El pasado lunes 26 del mes en curso, salió la resolución ministerial que aplicó sobre Roque el artículo 2 de la Convención sobre los Refugiados, de 1951, que recomienda otorgar el refugio a quien tenga temores de ser perseguido por motivos políticos.

Esa noticia me hizo recordar una película del director Steven Spielberg quien plasmó en su filme “La Terminal” la historia de Viktor Navorski, un ciudadano de una nación de Europa del Este que se quedó bloqueado en un aeropuerto de Nueva York, al declararse un golpe de estado en su país. A la espera de que la situación en su país se normalizara y no pudiendo entrar en los Estados Unidos, Navorski se vio obligado a vivir en la sala de tránsitos internacionales. “La Terminal” es una película basada en la historia real de un inmigrante iraní que tuvo que permanecer en el aeropuerto parisino Charles de Gaulle.

Pero lo que sucede en la vida real no es tan mágico como lo de las películas. Durante más de siete semanas, los allegados de Roque y una fundación experta en derechos humanos realizaron gestiones para conseguir resolver su situación. También hubo presión de la Defensoría de los Habitantes y de otros grupos que recalcaron sobre la carencia de libertades políticas a la que se enfrentan los cubanos ajenos al aparato estatal de La Habana.

Roque llegó el 4 de diciembre con un pequeño equipaje, en el mayor de los anonimatos y con un plan calculado. Ahora más delgado (con 10 kilos menos), considera simbólica su historia, que comenzó con una carta de invitación a Ecuador y terminó cuando una paramédica llegó este lunes a hacerle la última revisión con la noticia en la mano: adiós al aeropuerto.

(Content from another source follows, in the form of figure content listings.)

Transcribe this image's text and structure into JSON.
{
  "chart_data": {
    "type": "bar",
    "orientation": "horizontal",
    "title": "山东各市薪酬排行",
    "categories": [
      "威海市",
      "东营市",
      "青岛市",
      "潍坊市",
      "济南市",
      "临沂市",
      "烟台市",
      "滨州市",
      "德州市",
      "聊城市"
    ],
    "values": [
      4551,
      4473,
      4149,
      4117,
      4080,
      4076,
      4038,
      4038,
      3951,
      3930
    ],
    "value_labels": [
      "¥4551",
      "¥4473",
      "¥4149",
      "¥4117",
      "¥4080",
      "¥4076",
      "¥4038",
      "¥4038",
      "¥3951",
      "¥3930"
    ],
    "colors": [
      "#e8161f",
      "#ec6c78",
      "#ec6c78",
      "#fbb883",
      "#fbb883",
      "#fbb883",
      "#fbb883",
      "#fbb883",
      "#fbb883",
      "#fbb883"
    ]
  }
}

En las noticias nadie ha contado cómo sobrevivió este cubano, el sector que existe entre inmigración y la salida de todo aeropuerto, no es precisamente el más concurrido. Sólo gente que llega ansiosa de sellar los pasaportes, recoger sus maletas y seguir su camino. Los restaurantes, almacenes y otros se encuentran a la entrada de la Terminal; pasado los controles de emigración se vuelven a encontrar locales comerciales, principalmente los que tienen exención de impuestos, luego los últimos controles y las salas de espera para embarcar.

Al parecer a Roque Pérez le ayudó a sobrevivir el anhelo de libertad que es inherente al ser humano. Aquí cabe preguntarles a quienes promueven el socialismo de Castro, si estarían dispuestos a vivir en la miseria, a dejar que otros decidan por ellos, a ver vulnerados todos sus derechos…

¿O quieren hacernos creer que tantos disidentes cubanos, sólo salen de allí por cambiar de clima?

4 comentarios:

Alí Reyes H. dijo...

Tuve la oportunidad de ver la pelìcula "La Terminal", muy buena por cierto. Pero siempre la realidad supera a la ficciòn.

Es triste que todavìa existan regìmenes que deciden sobre los viajes, las salidas y las no salidas de sus ciudadanos (si es que a una persona asì se le puede llamar ciudadano). Pero lo màs triste es que haya gente en los paìses donde sì se respetan los derechos humanos, que se conviertan en defensores de dichos regìmenes...Nadie aprende por cabeza ajena.

Azul... dijo...

Rud, qué post te has mandado, excelente es poco para el análisis que tan fabulosamente has hecho: me quito el sombrero

Gracias por pasar por Azules, te gustaron exactamente las mismas fotos que a mi :)

Te mando un besote

Rud dijo...

¡Hola, Alí!
Ciertos gobernantes no se dan cuenta del verdadero valor de la libertad y ensalsan a regímenes totalitarios en donde el pan cotidiano es el abuso. Gracias por pasar por aquí.
Saludos

Rud dijo...

¡Hola, Azulita!
Ciertamente tus fotos estaban encantadoras. Muchas gracias por tus comentarios.